Obras para a Copa de 2014
Obras para a Copa de 2014
O problema é que, em casos de sinistros gerados por catástrofes naturais, como enchentes ou vendavais, a Constituição Federal não é clara no sentido de responsabilizar o Estado e obrigá-lo a indenizar as vítimas. Há jurisprudência nos tribunais tanto responsabilizando os entes públicos, em casos que se constata omissão do poder público em realizar obras contra enchentes, por exemplo, como de isenção do Estado de qualquer responsabilidade, no caso de catástrofes consideradas absolutamente fortuitas e inevitáveis.
"Não temos tradição de jurisprudência responsabilizando o Estado por catástrofes naturais e atos de terrorismo. A Fifa quer ir além das garantias constituicionais", afirma o deputado Vicente Cândido. O parlamentar tem uma reunião nesta terça-feira na Advocacia Geral da União, e espera sair de lá com uma solução para o impasse.
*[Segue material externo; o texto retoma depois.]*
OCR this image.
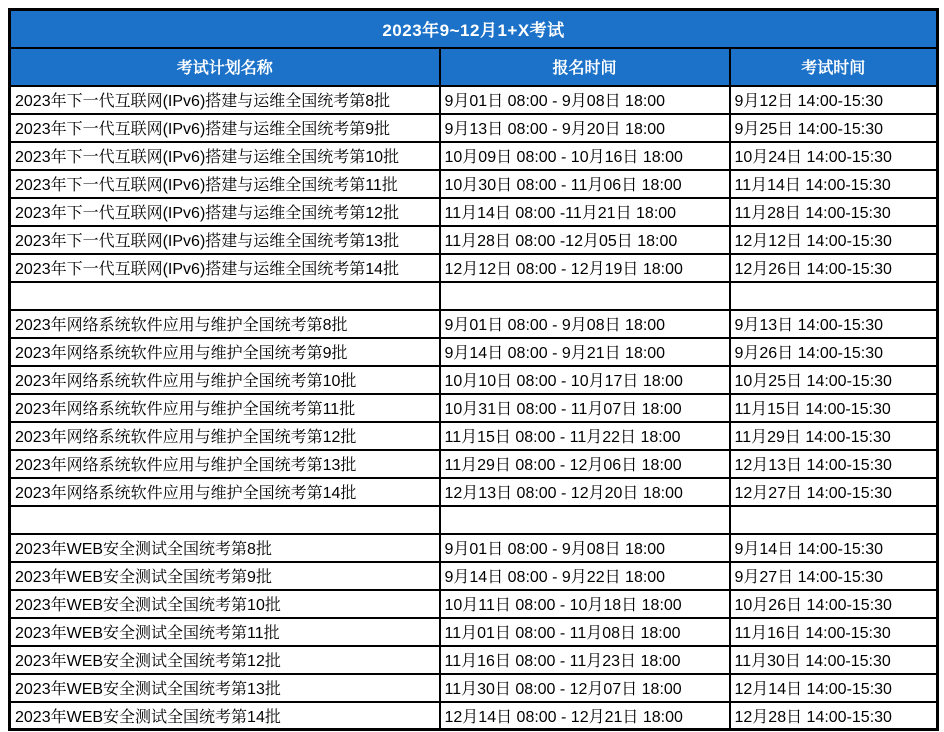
2023年9~12月1+X考试		
考试计划名称	报名时间	考试时间
2023年下一代互联网(IPv6)搭建与运维全国统考第8批	9月01日 08:00 - 9月08日 18:00	9月12日 14:00-15:30
2023年下一代互联网(IPv6)搭建与运维全国统考第9批	9月13日 08:00 - 9月20日 18:00	9月25日 14:00-15:30
2023年下一代互联网(IPv6)搭建与运维全国统考第10批	10月09日 08:00 - 10月16日 18:00	10月24日 14:00-15:30
2023年下一代互联网(IPv6)搭建与运维全国统考第11批	10月30日 08:00 - 11月06日 18:00	11月14日 14:00-15:30
2023年下一代互联网(IPv6)搭建与运维全国统考第12批	11月14日 08:00 -11月21日 18:00	11月28日 14:00-15:30
2023年下一代互联网(IPv6)搭建与运维全国统考第13批	11月28日 08:00 -12月05日 18:00	12月12日 14:00-15:30
2023年下一代互联网(IPv6)搭建与运维全国统考第14批	12月12日 08:00 - 12月19日 18:00	12月26日 14:00-15:30

2023年网络系统软件应用与维护全国统考第8批	9月01日 08:00 - 9月08日 18:00	9月13日 14:00-15:30
2023年网络系统软件应用与维护全国统考第9批	9月14日 08:00 - 9月21日 18:00	9月26日 14:00-15:30
2023年网络系统软件应用与维护全国统考第10批	10月10日 08:00 - 10月17日 18:00	10月25日 14:00-15:30
2023年网络系统软件应用与维护全国统考第11批	10月31日 08:00 - 11月07日 18:00	11月15日 14:00-15:30
2023年网络系统软件应用与维护全国统考第12批	11月15日 08:00 - 11月22日 18:00	11月29日 14:00-15:30
2023年网络系统软件应用与维护全国统考第13批	11月29日 08:00 - 12月06日 18:00	12月13日 14:00-15:30
2023年网络系统软件应用与维护全国统考第14批	12月13日 08:00 - 12月20日 18:00	12月27日 14:00-15:30

2023年WEB安全测试全国统考第8批	9月01日 08:00 - 9月08日 18:00	9月14日 14:00-15:30
2023年WEB安全测试全国统考第9批	9月14日 08:00 - 9月22日 18:00	9月27日 14:00-15:30
2023年WEB安全测试全国统考第10批	10月11日 08:00 - 10月18日 18:00	10月26日 14:00-15:30
2023年WEB安全测试全国统考第11批	11月01日 08:00 - 11月08日 18:00	11月16日 14:00-15:30
2023年WEB安全测试全国统考第12批	11月16日 08:00 - 11月23日 18:00	11月30日 14:00-15:30
2023年WEB安全测试全国统考第13批	11月30日 08:00 - 12月07日 18:00	12月14日 14:00-15:30
2023年WEB安全测试全国统考第14批	12月14日 08:00 - 12月21日 18:00	12月28日 14:00-15:30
Embora não confirme oficialmente, a Fifa já demonstrou seu descontentamento com a Garantia número 10. Em visita ao Brasil no início da segunda quinzena de janeiro, o secretário-geral da entidade, Jérôme Valcke, deu a seguinte declaração à imprensa: "Desastre natural e segurança no país não podem ser responsabilidade da Fifa, têm que ser do governo. Não podemos ser responsáveis por eventos deste tipo".
O UOL procurou a Advocacia Geral da União para comentar o assunto. O órgão afirmou que irá divulgar um posicionamento até o fim da tarde desta terça-feira.